← All Projects
Data Engineering Planned

Real-Time Streaming Pipeline

Kafka + Flink pipeline processing live event data at scale

KafkaFlinkJavaDockerPostgreSQL

A streaming data pipeline that ingests, processes, and aggregates real-time event data. Uses Apache Kafka for message brokering and Apache Flink for stateful stream processing with exactly-once semantics.

What It Solves

Operational event streams need to be processed while the data is still useful. This project is designed around the problems that show up in real systems: late-arriving events, stateful aggregations, replay, and failure recovery.

What I Built

The pipeline ingests events through Kafka, processes them with Flink, and writes aggregates to serving and analytical stores.
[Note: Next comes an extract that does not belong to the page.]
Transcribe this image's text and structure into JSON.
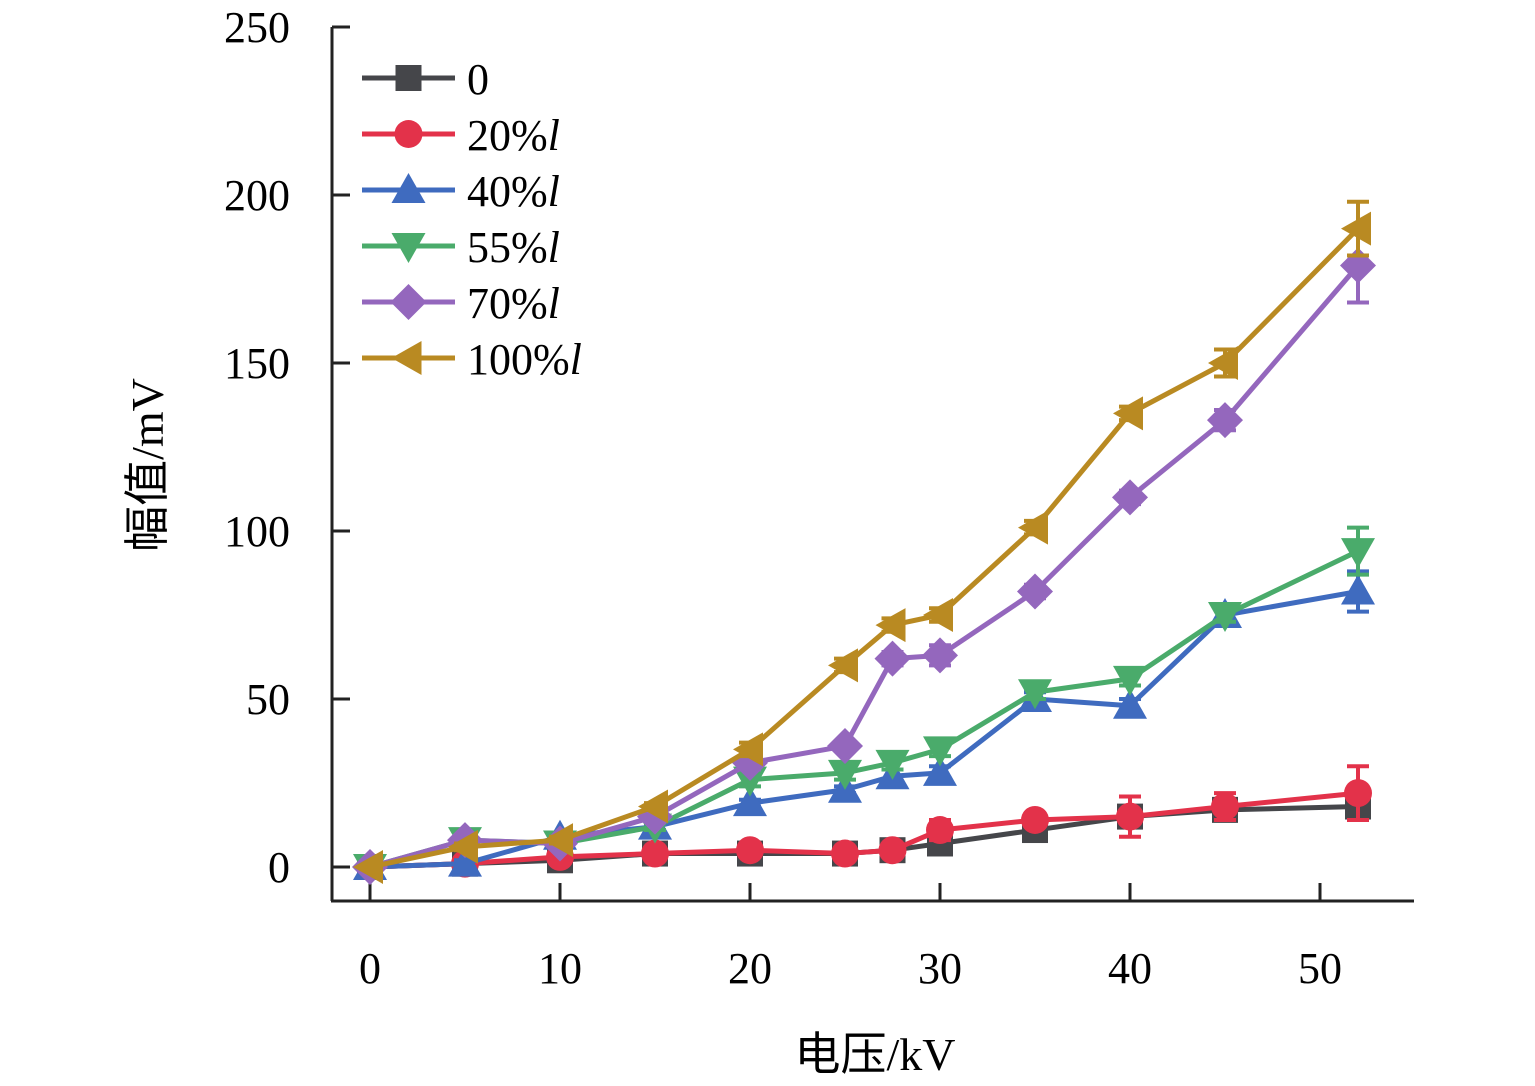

It includes windowed aggregations, watermarking, and recovery scenarios so the implementation can be tested beyond the happy path.

How It Works

  1. Kafka topics receive live event data from producers.
  2. Flink jobs apply validation, enrichment, windowing, and stateful aggregations.
  3. PostgreSQL stores serving-layer aggregates for dashboard or API access.
  4. A batch-friendly sink preserves processed data for historical analysis.

Skills Demonstrated

Data Engineering

  • Streaming pipeline design
  • Event-time processing
  • Windowed aggregations
  • Data validation

Infrastructure

  • Dockerized local services
  • Failure simulation
  • Recovery testing

Backend

  • Java stream processing
  • PostgreSQL serving tables
  • Operational workflow design

What I Learned

  • How stream processors handle late data with watermarks.
  • How to design a pipeline that can recover from service interruptions.
  • How to separate real-time serving needs from historical analysis needs.

Next Improvements

  • Add a lightweight dashboard on top of the serving aggregates.
  • Add automated tests for replay and duplicate-event scenarios.